Похмельная утомлённость, расходившаяся по телу волнами, снова накатила вдруг, и Андрей Егорович опустился на одну из отсыревших скамеек. Порывы ветра пробирались под одежду, но оцепенение было сильнее, и Андрей Егорович лишь хохлился, втягивая беззащитную голову в плечи, пряча окоченевшие руки глубже в карманы.

Напротив автостанции высилась колокольня обветшалой, но всё ещё действующей церкви. Хозяйственный магазин на другой стороне площади, с час, как был закрыт. Продовольственный работал. Рядом со входом, тихо жужжа, горел фонарь, бледно-жёлтый, ещё не взявший силы, почти незаметный в сини наступающего вечера. В луче света, что падал от него на землю, искрились мелкие и колкие снежинки. Прогоны кривых улиц начинали тонуть в сумерках.

Из переулка на свет высыпала компания малолеток, все шумные и, кажется, изрядно надрызгавшиеся. Ещё толком не разглядев, Андрей Егорович уже узнал среди них, в одной из девочек, Ленку, дочь.

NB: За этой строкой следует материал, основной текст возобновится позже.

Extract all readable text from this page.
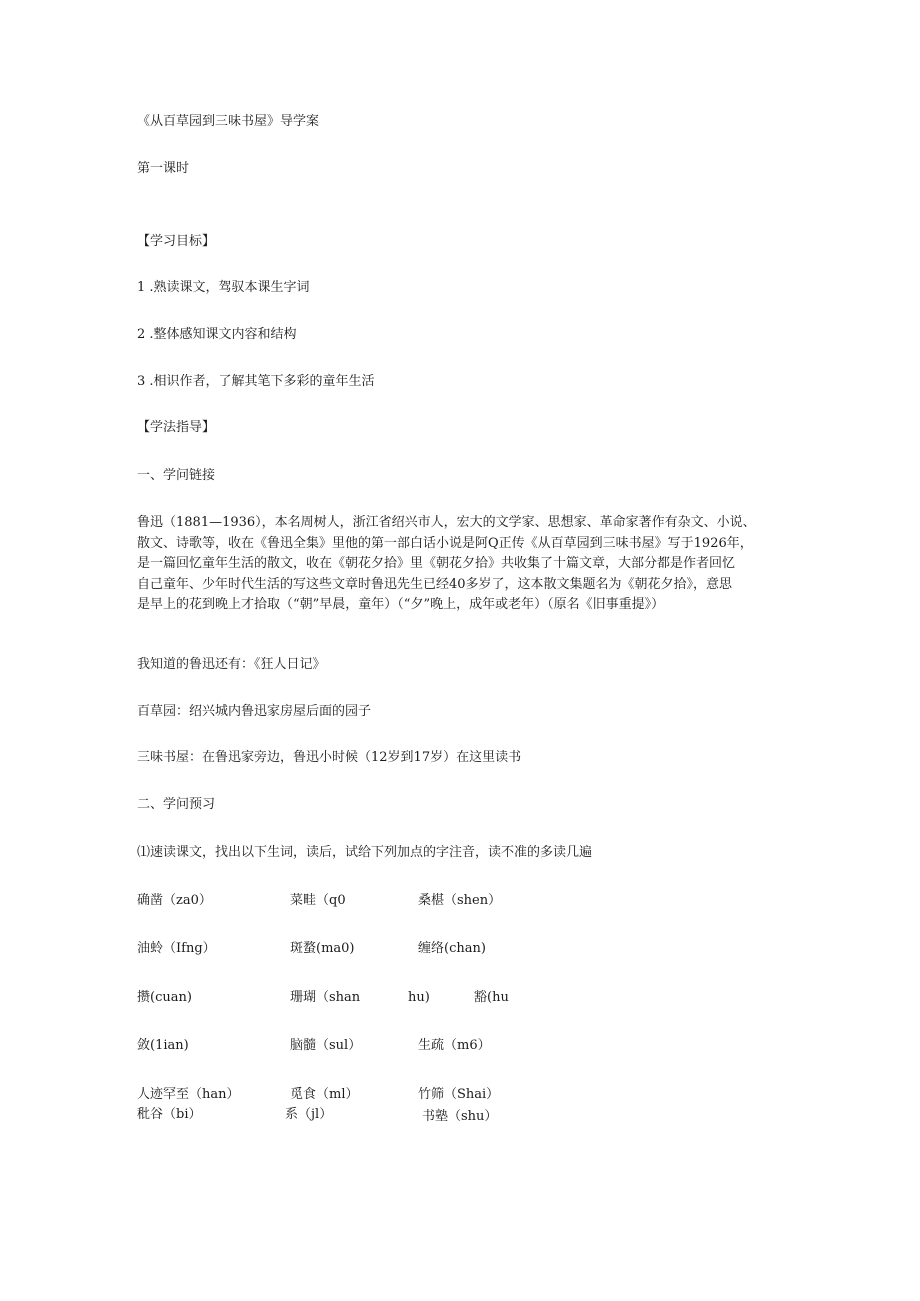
《从百草园到三味书屋》导学案
第一课时
【学习目标】
1 .熟读课文，驾驭本课生字词
2 .整体感知课文内容和结构
3 .相识作者，了解其笔下多彩的童年生活
【学法指导】
一、学问链接
鲁迅（1881—1936），本名周树人，浙江省绍兴市人，宏大的文学家、思想家、革命家著作有杂文、小说、
散文、诗歌等，收在《鲁迅全集》里他的第一部白话小说是阿Q正传《从百草园到三味书屋》写于1926年，
是一篇回忆童年生活的散文，收在《朝花夕拾》里《朝花夕拾》共收集了十篇文章，大部分都是作者回忆
自己童年、少年时代生活的写这些文章时鲁迅先生已经40多岁了，这本散文集题名为《朝花夕拾》，意思
是早上的花到晚上才拾取（“朝”早晨，童年）（“夕”晚上，成年或老年）（原名《旧事重提》）
我知道的鲁迅还有：《狂人日记》
百草园：绍兴城内鲁迅家房屋后面的园子
三味书屋：在鲁迅家旁边，鲁迅小时候（12岁到17岁）在这里读书
二、学问预习
⑴速读课文，找出以下生词，读后，试给下列加点的字注音，读不准的多读几遍
确凿（za0）	菜畦（q0	桑椹（shen）
油蛉（Ifng）	斑蝥(ma0)	缠络(chan)
攒(cuan)	珊瑚（shan	hu)	豁(hu
敛(1ian)	脑髓（sul）	生疏（m6）
人迹罕至（han）	觅食（ml）	竹筛（Shai）
秕谷（bi）	系（jl）	书塾（shu）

Лица пацанов, - кое-кто был явно постарше, - красные, обветренные, пьяные. Гогот далеко разносился по притихшей площади. Тревожный смех, полный неявной, ненаправленной, рассеянной угрозы. Девичий смех резкий и высокий. У дочери - ноги в колготках над разношенными ботами, тулуп какой-то. Он такого у неё не помнил. Лицо тоже замерзшее и тоже обветренное.

Бросилась в глаза её маленькая, словно сморщенная от мороза, голова и, кажущиеся толстыми, ноги.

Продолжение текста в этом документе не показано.